Shibuya Crossing, Penyeberangan Tersibuk Di Dunia

Shibuya Crossing

Shibuya Crossing

Shibuya seperti juga Harajuku adalah pusat dari Youth Fashion dan Culture. Banyak trend busana dan entertainment lahir di tempat ini. Hal ini tidak mengherankan karena hampir semua Department Store terkemuka pasti membuka cabang di daerah ini termasuk Tokyu dan Seibu dua kompetitor raksasa dibidang Department dan Fashion store.

Para turis biasanya datang ke tempat ini untuk melihat Shibuya Crossing yang terletak persis didepan stasiun Shibuya. Saat lampu merah menyala, mobil-mobil di 6 ruas jalan yang melintas di kawasan ini akan berhenti. Bagaikan kelereng yang dihamburkan dari kotaknya, persimpangan akan dipenuhi oleh ribuan manusia yang saling silang menyeberang menuju tujuan masing-masing

Satu magnet yang sangat kuat menarik saya untuk datang ke Tokyo, yaitu Shibuya Crossing. Shibuya merupakan satu dari 23 kota bagian di Tokyo, yang mana kawasan ini dipadati oleh toko-toko merek terkenal, pusat hiburan, dan tentunya kawasannya anak muda Tokyo. Sementara itu, Shibuya Crossing sendiri merupakan tempat yang paling ramai dan bisa dibilang pusat dari kawasan Shibuya.

Lampu lalu lintas yang berubah menjadi merah pada saat bersamaan, dan selama beberapa menit para penyebrang memenuhi persimpangan seperti kacang tumpah dari kaleng. Anda bisa mengamati lampu-lampu terang dan kerumuman dari Starbucks yang terletak di sisi utara persimpangan, atau menikmati semua kegilaan itu sendirian.

Bisa dibilang, Shibuya Crossing merupakan tempat penyeberangan tersibuk di dunia. Setidaknya ada 45.000 orang yang menyeberang di sini setiap 30 menit pada jam-jam sibuk. Persimpangan tersibuk di dunia ini dihiasi oleh papan-papan reklame super besar dengan lampu neon berwarna-warni menghiasinya di kala malam. Di persimpangan ini, Anda juga bisa bertemu dengan patung Hachiko yang sangat terkenal itu. Tak lupa, Shibuya Crossing juga merupakan tempat syuting dari film Hollywood ‘Lost In Translation’ yang disutradarai oleh Sofia Coppola pada tahun 2004 lalu.

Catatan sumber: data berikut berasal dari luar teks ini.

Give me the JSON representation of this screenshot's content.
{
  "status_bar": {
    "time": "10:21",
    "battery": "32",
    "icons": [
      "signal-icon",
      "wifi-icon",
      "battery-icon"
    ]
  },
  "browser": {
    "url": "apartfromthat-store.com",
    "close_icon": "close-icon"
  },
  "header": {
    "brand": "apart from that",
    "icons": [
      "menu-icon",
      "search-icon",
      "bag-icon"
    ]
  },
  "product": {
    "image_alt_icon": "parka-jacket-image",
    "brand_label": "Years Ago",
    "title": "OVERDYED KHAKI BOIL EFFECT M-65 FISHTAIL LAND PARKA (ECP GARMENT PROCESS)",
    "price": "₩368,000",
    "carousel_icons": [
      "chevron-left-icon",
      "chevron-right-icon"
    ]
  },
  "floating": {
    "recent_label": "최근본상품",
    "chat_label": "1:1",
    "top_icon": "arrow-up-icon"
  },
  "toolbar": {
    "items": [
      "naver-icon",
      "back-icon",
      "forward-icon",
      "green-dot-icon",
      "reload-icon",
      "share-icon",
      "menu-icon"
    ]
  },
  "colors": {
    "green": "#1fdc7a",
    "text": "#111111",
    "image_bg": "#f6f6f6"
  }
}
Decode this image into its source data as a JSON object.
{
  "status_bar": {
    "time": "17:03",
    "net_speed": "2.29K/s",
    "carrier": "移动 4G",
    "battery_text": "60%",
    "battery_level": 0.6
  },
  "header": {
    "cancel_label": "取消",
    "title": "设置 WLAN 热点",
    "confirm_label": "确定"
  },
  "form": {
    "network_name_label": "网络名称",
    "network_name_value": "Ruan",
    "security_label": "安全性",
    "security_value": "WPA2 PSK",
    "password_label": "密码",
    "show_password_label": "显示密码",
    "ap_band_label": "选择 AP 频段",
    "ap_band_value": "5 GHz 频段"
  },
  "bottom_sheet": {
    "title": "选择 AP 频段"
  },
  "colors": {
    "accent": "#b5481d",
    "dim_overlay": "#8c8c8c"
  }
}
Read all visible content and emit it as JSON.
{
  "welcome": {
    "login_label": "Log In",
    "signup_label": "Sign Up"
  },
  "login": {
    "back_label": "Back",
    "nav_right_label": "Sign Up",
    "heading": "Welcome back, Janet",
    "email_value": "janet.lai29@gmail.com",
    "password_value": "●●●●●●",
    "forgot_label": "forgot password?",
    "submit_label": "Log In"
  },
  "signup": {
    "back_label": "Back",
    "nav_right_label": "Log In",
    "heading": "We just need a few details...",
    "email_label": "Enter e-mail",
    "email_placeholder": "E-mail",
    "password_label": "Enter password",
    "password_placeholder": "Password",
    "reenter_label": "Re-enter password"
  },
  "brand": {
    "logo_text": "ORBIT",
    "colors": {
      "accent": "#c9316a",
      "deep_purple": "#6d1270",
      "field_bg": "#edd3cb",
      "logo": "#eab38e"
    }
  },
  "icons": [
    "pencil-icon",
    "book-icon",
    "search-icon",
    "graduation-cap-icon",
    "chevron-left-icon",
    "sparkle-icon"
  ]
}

Lampu lalu lintas yang berubah menjadi merah pada saat bersamaan, dan selama beberapa menit para penyebrang memenuhi persimpangan seperti kacang tumpah dari kaleng. Anda bisa mengamati lampu-lampu terang dan kerumuman dari Starbucks yang terletak di sisi utara persimpangan, atau menikmati semua kegilaan itu sendirian.

Saya dan suami menyebrang jalan beberapa kali hanya untuk bersenang-senang dan tidak sekalipun kami menyenggol orang lain, begitu juga sebaliknya. Semuanya terlihat damai dengan kecepatan langkah yang berbeda-beda namun terlihat serempak. Jika ini bukan contoh tertinggi dari peradaban, saya tidak tidak akan bisa menjelaskannya lagi.

Gak percaya..?? datang ke jepang dan Nikmati sensasi menyeberang di penyeberangan tersibuk di dunia ini!